CONSTITUTION DU 4 OCTOBRE 1958

TREIZIÈME LÉGISLATURE

Enregistré à la Présidence de l’Assemblée nationale le 8 juin 2010.

PROPOSITION DE RÉSOLUTION

tendant à la création d’une commission d’enquête
sur les mécanismes de spéculation
affectant le fonctionnement des économies,

(Renvoyée à la commission des finances, de l’économie générale et du contrôle budgétaire, à défaut
de constitution d’une commission spéciale dans les délais prévus par les articles 30 et 31 du Règlement.)
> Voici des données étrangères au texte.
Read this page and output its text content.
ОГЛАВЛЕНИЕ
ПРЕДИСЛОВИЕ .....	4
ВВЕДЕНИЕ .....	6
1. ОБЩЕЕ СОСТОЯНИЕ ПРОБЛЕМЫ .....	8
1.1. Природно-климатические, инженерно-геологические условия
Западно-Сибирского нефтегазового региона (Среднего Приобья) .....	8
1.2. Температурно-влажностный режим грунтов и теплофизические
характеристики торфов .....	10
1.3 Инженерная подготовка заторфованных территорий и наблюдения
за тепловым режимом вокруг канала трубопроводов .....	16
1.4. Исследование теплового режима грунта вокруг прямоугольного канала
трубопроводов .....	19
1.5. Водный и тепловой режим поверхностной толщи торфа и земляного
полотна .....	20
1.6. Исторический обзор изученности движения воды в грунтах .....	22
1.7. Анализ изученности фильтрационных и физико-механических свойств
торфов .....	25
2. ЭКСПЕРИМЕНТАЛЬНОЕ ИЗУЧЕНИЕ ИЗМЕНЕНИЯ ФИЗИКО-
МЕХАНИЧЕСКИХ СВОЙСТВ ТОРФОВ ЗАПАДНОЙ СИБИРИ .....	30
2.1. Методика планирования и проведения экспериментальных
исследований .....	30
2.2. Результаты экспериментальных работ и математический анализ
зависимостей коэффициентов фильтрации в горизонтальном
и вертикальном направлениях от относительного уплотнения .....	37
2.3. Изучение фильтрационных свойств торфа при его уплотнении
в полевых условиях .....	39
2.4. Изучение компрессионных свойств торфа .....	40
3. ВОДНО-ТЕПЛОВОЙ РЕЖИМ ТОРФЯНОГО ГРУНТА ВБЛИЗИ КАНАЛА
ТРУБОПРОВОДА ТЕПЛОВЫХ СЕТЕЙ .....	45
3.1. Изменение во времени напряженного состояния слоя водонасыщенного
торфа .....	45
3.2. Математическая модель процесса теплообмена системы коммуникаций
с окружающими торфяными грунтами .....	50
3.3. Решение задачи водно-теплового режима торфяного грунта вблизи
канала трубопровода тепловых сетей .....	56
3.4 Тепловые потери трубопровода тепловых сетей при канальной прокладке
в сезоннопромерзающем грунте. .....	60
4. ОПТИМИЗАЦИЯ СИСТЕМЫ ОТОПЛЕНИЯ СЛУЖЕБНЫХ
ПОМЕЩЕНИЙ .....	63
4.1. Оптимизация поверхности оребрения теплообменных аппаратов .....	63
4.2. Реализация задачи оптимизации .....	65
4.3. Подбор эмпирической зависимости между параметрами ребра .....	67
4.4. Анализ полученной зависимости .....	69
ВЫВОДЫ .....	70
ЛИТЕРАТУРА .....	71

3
présentée par Mesdames et Messieurs

Jean-Marc AYRAULT, Henri EMMANUELLI, Jérôme CAHUZAC, Pierre-Alain MUET, Christian ECKERT, Jean-Pierre BALLIGAND, François BROTTES, Dominique BAERT, Gérard BAPT, Claude BARTOLONE, Gérard CHARASSE, Pierre BOURGUIGNON, Thierry CARCENAC, Alain CLAEYS, Jean-Louis DUMONT, Aurélie FILIPPETTI, Annick GIRARDIN, Marc GOUA, David HABIB, François HOLLANDE, Jean-Louis IDIART, Jean LAUNAY, Patrick LEMASLE, Victorin LUREL, Pierre MOSCOVICI, Henri NAYROU, Alain RODET, Michel SAPIN, Michel VERGNIER, et les membres du groupe socialiste, radical, citoyen et divers gauche (1) et apparentés (2),

députés.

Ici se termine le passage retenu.